Prime Minister Dr Keith Rowley disclosed yesterday that on Monday, December 23, just two days before Christmas, the President will proclaim the Dangerous Drugs (Amendment) Act, passed by both houses of Parliament earlier this month, which decriminalizes possession of 30 to 60 grammes of cannabis.
And he said once that is done, “a new state would exist” in Trinidad and Tobago.
After proclamation of the Act, people would be allowed to have up to 30 grammes of marijuana without penalty and smoke in private dwellings, but not in public or commercial buildings. (There is an upper limit of 60 grammes, for which an individual would be issued a fixed penalty, and once that fine is paid on time they would have no criminal record.)
From Monday, people would also be allowed to grow four marijuana plants.
Persons who are incarcerated for the minimum quantities of the drug will also be eligible for release, and those with convictions can get their records expunged.
Prime Minister Rowley said this will be done “in a fairly expeditious way, without obstacle, but it has to be processed in the legal way”, and stressed that there would be no pardoning en masse.

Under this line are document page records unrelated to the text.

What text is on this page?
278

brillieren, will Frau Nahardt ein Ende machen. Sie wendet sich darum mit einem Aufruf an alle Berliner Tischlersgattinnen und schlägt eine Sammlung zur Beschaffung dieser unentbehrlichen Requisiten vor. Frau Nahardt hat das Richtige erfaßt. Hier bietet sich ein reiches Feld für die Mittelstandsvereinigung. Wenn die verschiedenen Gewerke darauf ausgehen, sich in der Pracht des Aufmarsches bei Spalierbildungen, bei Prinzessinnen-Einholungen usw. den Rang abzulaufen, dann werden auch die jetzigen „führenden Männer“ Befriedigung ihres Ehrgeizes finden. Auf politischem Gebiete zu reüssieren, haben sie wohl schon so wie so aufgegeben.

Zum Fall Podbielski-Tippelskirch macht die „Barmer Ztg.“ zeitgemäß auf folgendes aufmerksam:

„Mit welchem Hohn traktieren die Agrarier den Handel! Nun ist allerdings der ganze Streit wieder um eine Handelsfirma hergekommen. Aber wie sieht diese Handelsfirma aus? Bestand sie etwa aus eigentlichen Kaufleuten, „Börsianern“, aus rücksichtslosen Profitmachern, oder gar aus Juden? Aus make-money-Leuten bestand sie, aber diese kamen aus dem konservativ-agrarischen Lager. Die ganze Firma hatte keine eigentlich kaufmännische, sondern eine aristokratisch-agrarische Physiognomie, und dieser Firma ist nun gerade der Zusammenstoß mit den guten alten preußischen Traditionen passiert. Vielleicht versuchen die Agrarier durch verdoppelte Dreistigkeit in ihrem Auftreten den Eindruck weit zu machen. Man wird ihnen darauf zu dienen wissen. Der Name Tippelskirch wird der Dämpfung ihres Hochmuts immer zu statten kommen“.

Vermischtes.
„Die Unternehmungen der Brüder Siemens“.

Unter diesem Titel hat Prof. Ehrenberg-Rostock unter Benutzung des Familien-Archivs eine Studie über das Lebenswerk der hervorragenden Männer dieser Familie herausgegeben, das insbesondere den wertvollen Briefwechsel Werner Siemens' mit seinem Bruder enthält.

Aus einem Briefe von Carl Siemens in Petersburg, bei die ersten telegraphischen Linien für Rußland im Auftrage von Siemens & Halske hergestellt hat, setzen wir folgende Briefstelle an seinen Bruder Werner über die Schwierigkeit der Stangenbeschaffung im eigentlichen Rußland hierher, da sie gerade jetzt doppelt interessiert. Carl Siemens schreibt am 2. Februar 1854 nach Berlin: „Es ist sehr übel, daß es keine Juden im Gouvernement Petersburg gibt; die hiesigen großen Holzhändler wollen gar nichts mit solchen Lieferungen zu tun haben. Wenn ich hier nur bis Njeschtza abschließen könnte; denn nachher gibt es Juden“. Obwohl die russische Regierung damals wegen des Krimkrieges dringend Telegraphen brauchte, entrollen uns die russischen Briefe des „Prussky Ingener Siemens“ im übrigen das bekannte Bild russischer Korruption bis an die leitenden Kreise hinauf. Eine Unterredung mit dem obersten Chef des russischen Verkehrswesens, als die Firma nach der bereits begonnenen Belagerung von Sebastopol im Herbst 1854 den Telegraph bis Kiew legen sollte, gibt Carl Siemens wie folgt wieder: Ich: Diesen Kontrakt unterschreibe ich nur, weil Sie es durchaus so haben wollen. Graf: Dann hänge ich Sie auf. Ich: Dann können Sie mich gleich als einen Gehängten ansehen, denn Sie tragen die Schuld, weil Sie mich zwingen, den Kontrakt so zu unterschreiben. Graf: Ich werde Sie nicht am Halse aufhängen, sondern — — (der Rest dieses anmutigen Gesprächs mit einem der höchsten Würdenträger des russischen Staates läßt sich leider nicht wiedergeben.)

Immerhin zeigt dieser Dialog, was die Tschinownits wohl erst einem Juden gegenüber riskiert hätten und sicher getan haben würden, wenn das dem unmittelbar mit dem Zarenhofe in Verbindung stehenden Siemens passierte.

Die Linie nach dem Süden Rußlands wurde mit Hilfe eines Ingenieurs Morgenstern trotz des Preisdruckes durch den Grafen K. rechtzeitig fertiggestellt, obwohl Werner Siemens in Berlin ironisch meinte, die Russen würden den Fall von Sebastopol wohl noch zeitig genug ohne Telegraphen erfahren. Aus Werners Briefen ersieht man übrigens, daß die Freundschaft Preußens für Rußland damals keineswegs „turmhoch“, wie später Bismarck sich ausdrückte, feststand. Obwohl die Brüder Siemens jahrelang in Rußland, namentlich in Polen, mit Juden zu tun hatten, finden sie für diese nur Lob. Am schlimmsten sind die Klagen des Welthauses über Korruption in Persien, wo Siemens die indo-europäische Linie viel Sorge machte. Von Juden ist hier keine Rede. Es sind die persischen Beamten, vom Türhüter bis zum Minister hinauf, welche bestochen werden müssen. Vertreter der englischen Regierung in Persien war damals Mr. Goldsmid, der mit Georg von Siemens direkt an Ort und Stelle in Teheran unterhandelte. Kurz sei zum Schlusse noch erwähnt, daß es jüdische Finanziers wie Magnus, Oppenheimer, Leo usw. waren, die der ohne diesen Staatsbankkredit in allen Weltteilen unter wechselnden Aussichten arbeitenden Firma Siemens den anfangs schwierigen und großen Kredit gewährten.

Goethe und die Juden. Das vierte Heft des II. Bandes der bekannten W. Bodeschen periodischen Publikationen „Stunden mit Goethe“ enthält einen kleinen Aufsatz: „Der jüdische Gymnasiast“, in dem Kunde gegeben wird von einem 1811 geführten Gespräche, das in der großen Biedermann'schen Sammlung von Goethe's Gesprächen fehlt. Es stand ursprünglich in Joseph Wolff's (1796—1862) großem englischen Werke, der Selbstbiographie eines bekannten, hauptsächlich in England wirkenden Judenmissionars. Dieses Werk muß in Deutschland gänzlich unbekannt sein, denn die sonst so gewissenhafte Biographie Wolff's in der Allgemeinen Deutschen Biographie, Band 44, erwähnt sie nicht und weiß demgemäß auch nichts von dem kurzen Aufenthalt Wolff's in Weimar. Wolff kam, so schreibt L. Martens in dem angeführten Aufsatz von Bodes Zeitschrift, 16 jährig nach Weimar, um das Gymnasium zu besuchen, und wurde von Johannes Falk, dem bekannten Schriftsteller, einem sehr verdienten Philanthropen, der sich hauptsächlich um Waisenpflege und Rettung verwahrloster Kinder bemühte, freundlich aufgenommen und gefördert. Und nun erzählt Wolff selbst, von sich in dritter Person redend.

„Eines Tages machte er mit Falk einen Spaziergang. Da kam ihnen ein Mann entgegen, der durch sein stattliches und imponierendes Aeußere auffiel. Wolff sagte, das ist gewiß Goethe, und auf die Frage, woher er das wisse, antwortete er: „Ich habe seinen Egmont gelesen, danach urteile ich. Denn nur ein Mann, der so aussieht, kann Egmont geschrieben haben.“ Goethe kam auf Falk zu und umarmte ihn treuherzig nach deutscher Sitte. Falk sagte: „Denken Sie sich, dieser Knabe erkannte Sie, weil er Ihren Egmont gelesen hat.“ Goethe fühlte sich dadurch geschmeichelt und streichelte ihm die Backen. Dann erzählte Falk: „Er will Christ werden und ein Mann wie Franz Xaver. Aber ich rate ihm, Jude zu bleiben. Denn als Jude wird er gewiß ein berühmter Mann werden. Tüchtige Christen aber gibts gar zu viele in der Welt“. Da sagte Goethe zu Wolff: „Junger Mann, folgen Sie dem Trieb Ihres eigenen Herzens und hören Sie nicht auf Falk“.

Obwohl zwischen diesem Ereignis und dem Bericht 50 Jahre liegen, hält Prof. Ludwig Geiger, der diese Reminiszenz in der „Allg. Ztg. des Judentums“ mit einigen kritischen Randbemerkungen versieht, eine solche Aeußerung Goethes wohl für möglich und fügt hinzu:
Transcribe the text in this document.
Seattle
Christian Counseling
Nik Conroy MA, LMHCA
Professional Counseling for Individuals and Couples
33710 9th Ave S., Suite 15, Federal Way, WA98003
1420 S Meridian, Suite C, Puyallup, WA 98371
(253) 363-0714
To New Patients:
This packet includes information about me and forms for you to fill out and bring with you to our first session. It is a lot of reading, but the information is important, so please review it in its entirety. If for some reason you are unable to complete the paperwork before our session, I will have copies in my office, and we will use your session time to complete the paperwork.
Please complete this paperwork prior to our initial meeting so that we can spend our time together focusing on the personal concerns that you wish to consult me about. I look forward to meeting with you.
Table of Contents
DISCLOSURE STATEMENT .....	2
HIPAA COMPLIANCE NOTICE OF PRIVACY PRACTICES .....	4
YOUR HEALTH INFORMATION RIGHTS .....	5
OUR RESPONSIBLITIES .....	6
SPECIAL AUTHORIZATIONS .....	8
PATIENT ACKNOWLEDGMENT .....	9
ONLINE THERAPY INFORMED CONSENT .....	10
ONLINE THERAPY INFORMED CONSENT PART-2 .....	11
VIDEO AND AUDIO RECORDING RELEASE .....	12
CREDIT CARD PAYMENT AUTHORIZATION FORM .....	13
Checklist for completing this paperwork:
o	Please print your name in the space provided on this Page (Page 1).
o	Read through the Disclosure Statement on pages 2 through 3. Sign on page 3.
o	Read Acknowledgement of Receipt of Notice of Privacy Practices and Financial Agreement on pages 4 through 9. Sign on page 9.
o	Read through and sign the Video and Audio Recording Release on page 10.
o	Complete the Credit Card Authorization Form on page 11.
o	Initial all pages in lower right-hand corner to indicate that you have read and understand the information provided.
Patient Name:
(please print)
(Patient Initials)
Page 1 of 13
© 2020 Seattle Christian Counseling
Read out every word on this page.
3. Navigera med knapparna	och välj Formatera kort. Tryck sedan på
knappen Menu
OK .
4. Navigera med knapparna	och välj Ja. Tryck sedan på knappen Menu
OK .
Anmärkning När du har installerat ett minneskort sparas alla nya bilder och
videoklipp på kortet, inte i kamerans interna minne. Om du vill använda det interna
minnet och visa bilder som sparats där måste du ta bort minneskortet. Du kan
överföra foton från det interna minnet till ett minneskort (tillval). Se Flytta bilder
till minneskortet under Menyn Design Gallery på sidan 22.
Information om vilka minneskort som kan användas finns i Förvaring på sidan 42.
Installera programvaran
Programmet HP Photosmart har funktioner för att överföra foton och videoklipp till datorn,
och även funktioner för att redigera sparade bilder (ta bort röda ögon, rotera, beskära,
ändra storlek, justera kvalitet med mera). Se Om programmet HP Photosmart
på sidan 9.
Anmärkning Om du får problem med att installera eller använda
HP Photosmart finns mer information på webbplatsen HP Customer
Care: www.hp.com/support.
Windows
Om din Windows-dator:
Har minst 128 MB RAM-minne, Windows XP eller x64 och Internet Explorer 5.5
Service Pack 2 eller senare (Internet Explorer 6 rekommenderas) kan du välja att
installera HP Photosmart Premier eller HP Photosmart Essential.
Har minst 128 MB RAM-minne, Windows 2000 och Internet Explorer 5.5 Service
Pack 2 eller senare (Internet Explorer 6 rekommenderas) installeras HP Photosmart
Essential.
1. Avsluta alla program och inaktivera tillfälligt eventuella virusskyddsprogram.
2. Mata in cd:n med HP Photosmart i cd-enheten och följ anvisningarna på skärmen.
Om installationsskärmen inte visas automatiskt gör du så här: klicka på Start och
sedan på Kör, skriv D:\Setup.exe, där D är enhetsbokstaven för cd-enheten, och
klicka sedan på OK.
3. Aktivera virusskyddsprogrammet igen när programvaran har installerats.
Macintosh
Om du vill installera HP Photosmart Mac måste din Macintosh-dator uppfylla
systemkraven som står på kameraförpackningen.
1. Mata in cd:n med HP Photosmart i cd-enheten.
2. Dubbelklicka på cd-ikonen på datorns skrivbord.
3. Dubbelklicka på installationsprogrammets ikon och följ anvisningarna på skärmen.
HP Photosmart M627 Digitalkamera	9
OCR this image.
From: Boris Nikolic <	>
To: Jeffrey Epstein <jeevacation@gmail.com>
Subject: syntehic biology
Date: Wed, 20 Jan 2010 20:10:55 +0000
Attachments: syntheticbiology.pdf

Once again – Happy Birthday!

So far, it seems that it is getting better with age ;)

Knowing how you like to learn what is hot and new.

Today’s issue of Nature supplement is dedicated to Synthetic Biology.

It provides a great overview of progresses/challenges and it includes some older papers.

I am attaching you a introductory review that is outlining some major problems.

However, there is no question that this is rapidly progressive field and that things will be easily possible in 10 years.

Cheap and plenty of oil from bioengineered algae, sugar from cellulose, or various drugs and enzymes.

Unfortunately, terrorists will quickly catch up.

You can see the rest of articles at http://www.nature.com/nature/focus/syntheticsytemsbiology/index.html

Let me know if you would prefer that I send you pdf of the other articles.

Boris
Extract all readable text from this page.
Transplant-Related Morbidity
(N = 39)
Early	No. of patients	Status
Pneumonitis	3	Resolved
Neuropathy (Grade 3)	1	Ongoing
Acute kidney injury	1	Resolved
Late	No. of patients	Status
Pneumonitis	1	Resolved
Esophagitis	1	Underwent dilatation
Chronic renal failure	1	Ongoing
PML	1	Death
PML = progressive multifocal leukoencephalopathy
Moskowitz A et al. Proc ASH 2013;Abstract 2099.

The Dangerous Drugs (Amendment) Bill had been debated with the Cannabis Control Bill, which will establishes a Cannabis Control Bill to administer a licensing/registration regime to legitimize, establish accountability and transparency for the use of cannabis by persons and bodies engaged in religious, sacramental, medicinal and commercial activities. However, the latter was sent to a joint select committee.